A left orbital exenteration with left superficial parotidectomy and excision of left cervical lymph nodes was performed. Histological examination of the exenteration specimen showed a 35 × 30 × 18 mm tumour arising in the region of the lacrimal gland, which had been entirely replaced by sebaceous carcinoma, with only a small focus of ductal tissue being present at the margin of the tumour at one point. There was no involvement of the overlying periorbital skin, eyelid, or conjunctiva. The preauricular lymph node contained metastatic deposits, although her cervical lymph nodes were free from metastatic disease.

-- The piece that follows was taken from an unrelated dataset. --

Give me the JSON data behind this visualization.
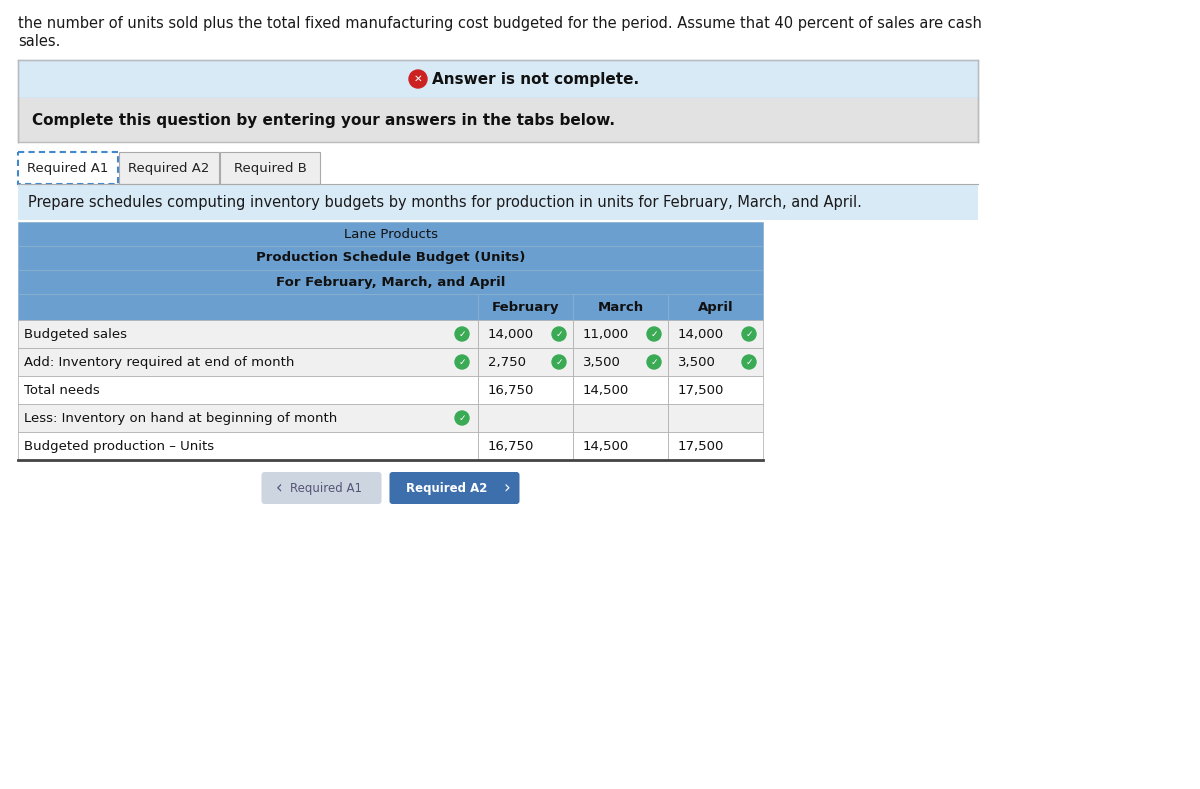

Postoperatively she underwent radiotherapy to the involved area and the orbit was allowed to granulate and re-epithelialise. Nine months after the surgery an isolated soft, mobile node was noted in the neck. This increased in size over 2 months and was found to be recurrent metastatic carcinoma on fine needle aspiration biopsy. Radical dissection of nodes in the neck confirmed involvement of 30–40 nodes and the patient received further radiotherapy. Six months after this, a swelling in the parotid region without lymphadenopathy again showed recurrent tumour. This lesion responded well to radiotherapy alone. Since then she has achieved good cosmesis with an orbital prosthesis and at the time of writing 3 years after original diagnosis she remains well with no signs of residual tumour.

COMMENT

Primary sebaceous carcinoma of the lacrimal gland possibly arising from heterotopic sebaceous tissue is extremely rare and must be differentiated from secondary invasion of the orbit by a primary eyelid tumour or metastatic spread from other areas of the body. The tumour is highly malignant and metastases to the preauricular and deep cervical lymph nodes occur early in the disease. Orbital exenteration is required and in addition parotidectomy and cervical lymphadenectomy combined with postoperative radiotherapy should be considered as part of the management. The prognosis in previously reported patients was poor with local recurrences and metastases leading to death within 1 year. One previous patient survived to 22 months postoperatively.2 At the time of writing our patient is the first to show 3 year survival without evidence of further recurrence.